そうして、とうとうパトロール艦「ムーンテラピン」のブリッジのみを残して、他の区画は全て空気で満たされてしまう。残った海底人の乗組員たちは全員ブリッジに押し寄せて、狭い部屋の中は既に逃げてきた乗組員たちで満杯状態である。
そんな中、ブリッジの扉がこじ開けられ、水中にアクアランサーこと深色が姿を現す。乗組員たちは自国の守護神を前に、顔を青くして恐れおののいた。

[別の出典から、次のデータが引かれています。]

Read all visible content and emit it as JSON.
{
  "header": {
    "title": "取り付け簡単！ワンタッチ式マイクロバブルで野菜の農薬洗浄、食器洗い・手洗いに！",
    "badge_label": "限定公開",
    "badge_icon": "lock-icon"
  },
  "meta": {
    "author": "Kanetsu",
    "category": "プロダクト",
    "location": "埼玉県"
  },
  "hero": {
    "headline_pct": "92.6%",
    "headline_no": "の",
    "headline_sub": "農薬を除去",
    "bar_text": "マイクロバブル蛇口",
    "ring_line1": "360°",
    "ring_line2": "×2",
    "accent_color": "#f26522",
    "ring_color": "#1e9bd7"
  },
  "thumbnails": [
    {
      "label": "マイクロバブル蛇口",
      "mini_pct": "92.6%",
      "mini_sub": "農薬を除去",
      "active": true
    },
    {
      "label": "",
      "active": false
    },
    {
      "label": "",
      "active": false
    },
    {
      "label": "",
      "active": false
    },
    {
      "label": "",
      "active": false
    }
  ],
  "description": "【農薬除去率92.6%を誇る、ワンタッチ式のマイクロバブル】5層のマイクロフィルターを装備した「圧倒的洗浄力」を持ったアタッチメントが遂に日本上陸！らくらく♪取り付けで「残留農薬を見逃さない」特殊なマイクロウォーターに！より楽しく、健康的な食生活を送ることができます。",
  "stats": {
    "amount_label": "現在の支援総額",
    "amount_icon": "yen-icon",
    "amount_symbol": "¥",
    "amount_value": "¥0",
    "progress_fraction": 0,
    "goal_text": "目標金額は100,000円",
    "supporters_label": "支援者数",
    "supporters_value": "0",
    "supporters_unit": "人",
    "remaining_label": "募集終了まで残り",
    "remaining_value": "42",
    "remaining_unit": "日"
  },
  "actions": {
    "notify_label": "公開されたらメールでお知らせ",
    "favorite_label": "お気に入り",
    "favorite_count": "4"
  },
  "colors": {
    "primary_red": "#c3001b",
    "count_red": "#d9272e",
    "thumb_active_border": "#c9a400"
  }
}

「この槍に突かれたくなかったら、今すぐ船を浮上させて。海面まで浮上させたら、直ちにこの船を捨てて退去すること! 言う通りにしてくれるなら危害は加えないわ。文句のある奴は居る?」
深色の問い掛けに、乗組員全員が首を横に振る。アクアランサーの持つ強大な力を見せつけられ、どんな抵抗も歯が立たないと分かってしまった今、深色の言葉に逆らおうとする者など現れるはずもなかった。
「よろしい! ならみんな、とっととこの船から出て行きなさいっ!」
深色が大声で一喝すると、乗組員たちは慌てて船を浮上させ、皆尻尾を巻いて逃げ出し、船の中は瞬く間にもぬけの殻となってしまった。